Isaac (Zak) Kohane, MD, PhD is the inaugural Chair of the Department of Biomedical Informatics and the Marion V. Nelson Professor of Biomedical Informatics at Harvard Medical School. He served as co-author of the Institute of Medicine Report on Precision Medicine that has been the template for national efforts. He develops and applies computational techniques to address disease at multiple scales: from whole healthcare systems as “living laboratories” to the functional genomics of neurodevelopment with a focus on autism.
Over the last 30 years, Zak’s research agenda has been driven by the vision of what biomedical researchers could do to find new cures, provide new diagnoses and deliver the best care available if data could be converted more rapidly to knowledge and knowledge to practice. In so doing, Kohane has designed and led multiple internationally adopted efforts to “instrument” the healthcare enterprise for discovery and to enable innovative decision-making tools to be applied to the point of care. At the same time, the new insights afforded by ’omic-scale molecular analyses have inspired him and his collaborators to work on re-characterizing and reclassifying diseases such as autism, rheumatoid arthritis and cancers. In many of these studies, the developmental trajectories of thousands of genes have been a powerful tool in unraveling complex diseases.
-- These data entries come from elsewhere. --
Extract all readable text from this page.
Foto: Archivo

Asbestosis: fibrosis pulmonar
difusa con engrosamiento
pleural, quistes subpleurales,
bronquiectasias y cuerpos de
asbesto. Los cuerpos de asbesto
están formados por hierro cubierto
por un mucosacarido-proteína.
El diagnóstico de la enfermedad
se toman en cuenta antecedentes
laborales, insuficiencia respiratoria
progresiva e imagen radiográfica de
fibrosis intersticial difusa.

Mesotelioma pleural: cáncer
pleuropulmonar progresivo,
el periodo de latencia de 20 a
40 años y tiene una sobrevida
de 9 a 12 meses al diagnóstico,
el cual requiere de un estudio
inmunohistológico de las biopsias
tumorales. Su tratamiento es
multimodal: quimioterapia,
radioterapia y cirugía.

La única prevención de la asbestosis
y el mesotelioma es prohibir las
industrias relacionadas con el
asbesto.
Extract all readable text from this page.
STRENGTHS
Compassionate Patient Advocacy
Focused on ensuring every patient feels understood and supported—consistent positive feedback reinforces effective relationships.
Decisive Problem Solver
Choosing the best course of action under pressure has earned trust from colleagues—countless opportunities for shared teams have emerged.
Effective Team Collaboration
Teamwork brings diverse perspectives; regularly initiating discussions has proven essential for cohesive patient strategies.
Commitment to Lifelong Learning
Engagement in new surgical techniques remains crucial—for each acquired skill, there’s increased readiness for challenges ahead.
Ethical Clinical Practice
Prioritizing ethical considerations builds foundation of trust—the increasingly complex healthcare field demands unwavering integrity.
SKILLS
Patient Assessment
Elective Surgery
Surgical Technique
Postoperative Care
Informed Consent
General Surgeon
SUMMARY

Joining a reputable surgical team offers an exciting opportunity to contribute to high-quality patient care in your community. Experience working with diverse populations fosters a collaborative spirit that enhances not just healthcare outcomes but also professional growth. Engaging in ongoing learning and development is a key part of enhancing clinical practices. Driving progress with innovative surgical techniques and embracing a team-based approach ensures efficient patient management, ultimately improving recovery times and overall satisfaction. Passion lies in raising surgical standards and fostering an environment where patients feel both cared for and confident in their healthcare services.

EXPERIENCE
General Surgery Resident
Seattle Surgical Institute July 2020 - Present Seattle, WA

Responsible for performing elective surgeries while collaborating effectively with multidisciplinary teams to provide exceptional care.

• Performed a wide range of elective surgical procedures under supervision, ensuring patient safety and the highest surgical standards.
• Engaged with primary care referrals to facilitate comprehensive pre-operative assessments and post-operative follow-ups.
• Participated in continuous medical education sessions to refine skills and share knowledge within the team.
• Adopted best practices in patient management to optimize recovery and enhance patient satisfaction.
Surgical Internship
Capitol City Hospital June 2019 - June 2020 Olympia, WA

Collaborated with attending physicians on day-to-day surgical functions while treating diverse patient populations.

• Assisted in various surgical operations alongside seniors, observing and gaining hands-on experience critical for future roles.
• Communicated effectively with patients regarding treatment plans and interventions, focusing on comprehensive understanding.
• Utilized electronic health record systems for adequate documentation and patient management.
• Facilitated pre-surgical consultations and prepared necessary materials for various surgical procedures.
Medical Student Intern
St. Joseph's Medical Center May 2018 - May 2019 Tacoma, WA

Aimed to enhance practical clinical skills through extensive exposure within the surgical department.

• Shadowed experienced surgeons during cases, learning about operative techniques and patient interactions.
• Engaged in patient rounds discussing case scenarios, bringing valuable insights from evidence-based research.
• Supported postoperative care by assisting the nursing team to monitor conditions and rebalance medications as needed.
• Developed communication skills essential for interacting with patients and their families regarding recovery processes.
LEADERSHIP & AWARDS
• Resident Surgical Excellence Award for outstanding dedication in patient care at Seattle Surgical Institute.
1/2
In 1987, Zak earned his MD/PhD from Boston University and then completed his post-doctoral work at Boston Children’s Hospital, where he has since worked as a pediatric endocrinologist. He joined the faculty at Harvard Medical School in1992, serving as Director of Countway Library from 2005-2015 and as Co-Director of the Center for Biomedical Informatics during the same period, before it became the Department of Biomedical informatics in July 2015. Zak has published several hundred papers in the medical literature and authored a widely-used book on Microarrays for an Integrative Genomics. He is a member of the Institute of Medicine and the American Society for Clinical Investigation.